Mark Cohen, a lawyer for Bankman-Fried, and Mark Botnick, a spokesman for Bankman-Fried, both declined to comment.
Bankman-Fried has denied knowingly cheating in recent media interviews.
Bankman-Fried said FTX was responsible for the collapse and failed to realize the amount of risk FTX and Alameda, based in the Bahamas, were taking on both ventures.
One of the charges against Bankman-Fried is that she arranged for Alameda to use clients’ assets in FTX to place bets on the market. Bankman-Fried said in public interviews that she did not “knowingly” commingle clients’ assets with Alameda.
“I didn’t know exactly what was going on,” Bankman-Fried said at the New York Times DealBook Summit last month.
“I learned a lot while these things were going on.”
Bankman-Fried tweeted last week that she was willing to testify before Congress on Tuesday, but that she would be limited in what she could say and “wouldn’t be as helpful as she wanted to be.”
The tweet came in response to several tweets from House Financial Services Committee Chairwoman Maxine Waters (D-Calif.) earlier this month, who demanded that Bankman-Fried appear at a hearing Tuesday on the FTX collapse.
Waters said A series of tweets to Bankman-Fried Based on numerous media interviews since the collapse of the FTX, “it was clear to us that the information you have received so far is sufficient for testimony.”
FTX, the cryptocurrency version of a bank, suffered a setback last month when clients tried to suddenly withdraw their assets due to growing doubts about the financial strength of the company and Alameda Research.
Since the collapse, the new management of FTX has called the management of the cryptocurrency exchange “a complete failure of corporate control”.
In a series of tweets to Waters, Bankman-Fried listed specific issues she might discuss with the committee, including the solvency of FTX’s U.S. business, its American clients and possible solutions for returning assets to international clients.

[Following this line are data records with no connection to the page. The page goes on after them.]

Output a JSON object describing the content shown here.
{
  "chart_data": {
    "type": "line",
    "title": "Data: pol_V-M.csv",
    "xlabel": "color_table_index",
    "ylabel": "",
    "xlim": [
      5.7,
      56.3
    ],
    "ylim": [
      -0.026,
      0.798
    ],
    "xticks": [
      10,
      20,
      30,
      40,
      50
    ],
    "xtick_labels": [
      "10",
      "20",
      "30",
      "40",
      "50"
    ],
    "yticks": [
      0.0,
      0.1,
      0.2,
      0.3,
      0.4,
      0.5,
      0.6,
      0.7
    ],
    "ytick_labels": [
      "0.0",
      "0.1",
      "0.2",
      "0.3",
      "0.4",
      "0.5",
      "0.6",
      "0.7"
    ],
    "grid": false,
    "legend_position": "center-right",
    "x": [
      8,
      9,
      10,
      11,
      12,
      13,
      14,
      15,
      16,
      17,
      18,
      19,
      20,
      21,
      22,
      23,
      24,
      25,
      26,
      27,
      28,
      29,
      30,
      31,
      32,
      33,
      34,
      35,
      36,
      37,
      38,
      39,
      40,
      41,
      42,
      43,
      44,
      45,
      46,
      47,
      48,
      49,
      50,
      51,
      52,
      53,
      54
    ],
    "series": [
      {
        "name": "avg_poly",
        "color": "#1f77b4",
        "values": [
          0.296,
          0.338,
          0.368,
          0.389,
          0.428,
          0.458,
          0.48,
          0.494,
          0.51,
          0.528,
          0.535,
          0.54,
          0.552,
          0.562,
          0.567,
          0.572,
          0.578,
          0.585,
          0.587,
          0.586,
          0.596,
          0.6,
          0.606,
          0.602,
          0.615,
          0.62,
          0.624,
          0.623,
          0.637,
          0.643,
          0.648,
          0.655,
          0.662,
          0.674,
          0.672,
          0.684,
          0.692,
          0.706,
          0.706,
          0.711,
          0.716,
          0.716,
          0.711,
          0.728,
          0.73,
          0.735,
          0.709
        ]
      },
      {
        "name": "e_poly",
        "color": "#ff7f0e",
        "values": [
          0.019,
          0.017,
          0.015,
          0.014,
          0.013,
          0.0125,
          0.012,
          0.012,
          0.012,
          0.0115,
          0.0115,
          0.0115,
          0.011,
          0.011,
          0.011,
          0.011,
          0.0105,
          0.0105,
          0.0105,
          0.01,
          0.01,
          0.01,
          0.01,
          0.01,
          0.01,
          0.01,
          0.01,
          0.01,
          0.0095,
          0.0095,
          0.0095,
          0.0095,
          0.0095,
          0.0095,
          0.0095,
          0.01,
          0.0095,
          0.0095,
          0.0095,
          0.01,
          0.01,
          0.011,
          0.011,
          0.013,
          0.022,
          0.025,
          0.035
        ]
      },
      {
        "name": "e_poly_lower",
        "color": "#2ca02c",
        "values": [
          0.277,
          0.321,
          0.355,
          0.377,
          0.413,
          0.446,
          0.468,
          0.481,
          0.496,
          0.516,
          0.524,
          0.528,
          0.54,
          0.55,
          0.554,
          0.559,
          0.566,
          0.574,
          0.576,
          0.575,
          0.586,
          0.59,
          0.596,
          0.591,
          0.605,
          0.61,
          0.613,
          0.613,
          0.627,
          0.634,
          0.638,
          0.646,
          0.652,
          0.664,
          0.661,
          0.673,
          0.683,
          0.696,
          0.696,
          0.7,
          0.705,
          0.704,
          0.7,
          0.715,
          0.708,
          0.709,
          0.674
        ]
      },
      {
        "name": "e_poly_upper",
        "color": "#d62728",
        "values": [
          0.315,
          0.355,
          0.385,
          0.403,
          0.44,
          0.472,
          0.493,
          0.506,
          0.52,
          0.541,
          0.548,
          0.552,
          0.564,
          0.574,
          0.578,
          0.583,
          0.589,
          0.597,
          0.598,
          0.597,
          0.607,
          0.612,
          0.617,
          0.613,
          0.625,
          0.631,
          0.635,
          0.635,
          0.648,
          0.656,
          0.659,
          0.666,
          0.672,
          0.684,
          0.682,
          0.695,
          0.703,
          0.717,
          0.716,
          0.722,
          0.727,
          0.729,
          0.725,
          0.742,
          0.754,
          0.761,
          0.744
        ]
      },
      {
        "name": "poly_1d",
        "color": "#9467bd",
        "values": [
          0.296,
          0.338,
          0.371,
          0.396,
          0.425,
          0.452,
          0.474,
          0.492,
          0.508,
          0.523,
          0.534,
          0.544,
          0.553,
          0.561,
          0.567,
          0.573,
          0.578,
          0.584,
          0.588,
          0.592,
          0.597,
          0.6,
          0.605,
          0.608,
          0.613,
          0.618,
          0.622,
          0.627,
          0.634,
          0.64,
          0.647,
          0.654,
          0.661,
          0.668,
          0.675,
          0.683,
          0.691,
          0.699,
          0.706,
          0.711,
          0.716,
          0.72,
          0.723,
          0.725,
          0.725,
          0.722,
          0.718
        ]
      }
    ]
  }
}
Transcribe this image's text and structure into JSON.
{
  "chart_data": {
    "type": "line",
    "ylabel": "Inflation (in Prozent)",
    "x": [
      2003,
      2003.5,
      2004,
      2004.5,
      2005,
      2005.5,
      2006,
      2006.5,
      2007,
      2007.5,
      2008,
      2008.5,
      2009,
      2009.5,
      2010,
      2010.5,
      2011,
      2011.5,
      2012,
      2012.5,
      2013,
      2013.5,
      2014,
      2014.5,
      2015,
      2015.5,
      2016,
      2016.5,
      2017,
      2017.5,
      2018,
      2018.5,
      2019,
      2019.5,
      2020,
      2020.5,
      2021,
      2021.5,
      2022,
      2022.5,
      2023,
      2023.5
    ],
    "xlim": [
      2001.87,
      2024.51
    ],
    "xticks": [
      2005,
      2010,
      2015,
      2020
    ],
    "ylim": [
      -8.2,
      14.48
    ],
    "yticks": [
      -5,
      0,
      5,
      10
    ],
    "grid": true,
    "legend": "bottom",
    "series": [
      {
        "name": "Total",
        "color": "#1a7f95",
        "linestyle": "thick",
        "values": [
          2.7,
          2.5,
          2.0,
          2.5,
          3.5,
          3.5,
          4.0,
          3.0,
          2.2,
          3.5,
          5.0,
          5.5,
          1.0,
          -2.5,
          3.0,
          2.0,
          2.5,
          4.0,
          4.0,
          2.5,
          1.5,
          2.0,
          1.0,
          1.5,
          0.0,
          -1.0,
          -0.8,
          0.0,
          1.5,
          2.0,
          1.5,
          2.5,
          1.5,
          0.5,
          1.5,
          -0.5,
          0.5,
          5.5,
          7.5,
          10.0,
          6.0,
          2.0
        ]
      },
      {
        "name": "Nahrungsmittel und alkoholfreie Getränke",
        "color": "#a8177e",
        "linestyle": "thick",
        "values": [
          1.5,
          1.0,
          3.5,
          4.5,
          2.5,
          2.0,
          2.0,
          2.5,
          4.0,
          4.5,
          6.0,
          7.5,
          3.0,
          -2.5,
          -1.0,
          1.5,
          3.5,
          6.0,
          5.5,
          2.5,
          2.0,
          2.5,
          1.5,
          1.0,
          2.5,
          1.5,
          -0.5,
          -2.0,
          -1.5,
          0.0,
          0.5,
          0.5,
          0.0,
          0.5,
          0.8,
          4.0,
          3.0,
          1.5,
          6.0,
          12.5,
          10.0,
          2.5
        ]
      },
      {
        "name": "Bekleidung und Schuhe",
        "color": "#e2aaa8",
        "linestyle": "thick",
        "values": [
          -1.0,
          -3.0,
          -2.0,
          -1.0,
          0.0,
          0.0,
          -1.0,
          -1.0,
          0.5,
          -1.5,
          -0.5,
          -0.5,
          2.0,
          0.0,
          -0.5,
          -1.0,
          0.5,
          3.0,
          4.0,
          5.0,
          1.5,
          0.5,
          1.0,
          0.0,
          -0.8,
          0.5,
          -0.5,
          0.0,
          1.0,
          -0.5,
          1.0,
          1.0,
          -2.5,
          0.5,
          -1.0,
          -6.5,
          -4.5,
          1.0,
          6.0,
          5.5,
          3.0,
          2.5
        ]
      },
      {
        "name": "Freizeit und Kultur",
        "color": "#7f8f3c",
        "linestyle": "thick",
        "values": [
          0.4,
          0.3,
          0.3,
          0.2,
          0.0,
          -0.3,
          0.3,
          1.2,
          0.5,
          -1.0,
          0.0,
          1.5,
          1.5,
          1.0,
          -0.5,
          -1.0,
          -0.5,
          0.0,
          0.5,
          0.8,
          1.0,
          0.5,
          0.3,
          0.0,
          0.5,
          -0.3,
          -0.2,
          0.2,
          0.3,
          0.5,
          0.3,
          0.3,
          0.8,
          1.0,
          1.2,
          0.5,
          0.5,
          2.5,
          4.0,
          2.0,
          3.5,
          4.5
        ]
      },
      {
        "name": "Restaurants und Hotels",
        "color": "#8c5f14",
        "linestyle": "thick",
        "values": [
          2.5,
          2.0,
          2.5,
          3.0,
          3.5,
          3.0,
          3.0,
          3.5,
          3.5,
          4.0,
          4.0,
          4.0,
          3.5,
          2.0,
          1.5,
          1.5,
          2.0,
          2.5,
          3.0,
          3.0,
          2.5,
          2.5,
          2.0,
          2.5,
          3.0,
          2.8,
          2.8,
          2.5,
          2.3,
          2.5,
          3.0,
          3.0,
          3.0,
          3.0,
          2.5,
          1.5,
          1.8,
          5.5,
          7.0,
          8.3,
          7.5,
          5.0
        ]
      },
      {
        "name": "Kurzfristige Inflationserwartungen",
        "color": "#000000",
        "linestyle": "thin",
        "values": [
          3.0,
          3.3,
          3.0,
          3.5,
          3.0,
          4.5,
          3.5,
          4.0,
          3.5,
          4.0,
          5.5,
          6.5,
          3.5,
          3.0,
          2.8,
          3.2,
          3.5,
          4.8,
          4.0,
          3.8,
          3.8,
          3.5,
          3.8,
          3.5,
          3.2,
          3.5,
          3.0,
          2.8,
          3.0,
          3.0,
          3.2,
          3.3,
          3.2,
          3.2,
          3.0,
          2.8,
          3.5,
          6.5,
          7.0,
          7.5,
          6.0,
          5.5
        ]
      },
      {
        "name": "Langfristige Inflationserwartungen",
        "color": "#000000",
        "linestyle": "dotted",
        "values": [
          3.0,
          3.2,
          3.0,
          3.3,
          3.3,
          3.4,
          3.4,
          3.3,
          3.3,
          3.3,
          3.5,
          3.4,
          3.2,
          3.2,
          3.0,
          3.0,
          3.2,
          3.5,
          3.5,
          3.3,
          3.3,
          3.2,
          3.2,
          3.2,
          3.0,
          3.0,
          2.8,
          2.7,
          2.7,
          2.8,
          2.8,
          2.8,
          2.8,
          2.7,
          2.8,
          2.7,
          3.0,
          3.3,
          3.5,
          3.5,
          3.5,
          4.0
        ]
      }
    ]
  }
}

He also said he could talk about what he thought caused the accident and “my own failings”.
In a television interview just 10 days ago, Bankman-Fried said he believed the US branch of FTX was fully solvent and could begin the withdrawal process immediately.
As for the rest of FTX, which is significantly larger than the US unit, he said the fate of clients’ funds was largely outside his control.
Once one of the world’s richest men on paper, Bankman-Fried now says he gets by on a single credit card and has less than $100,000 to his name since the FTX failure.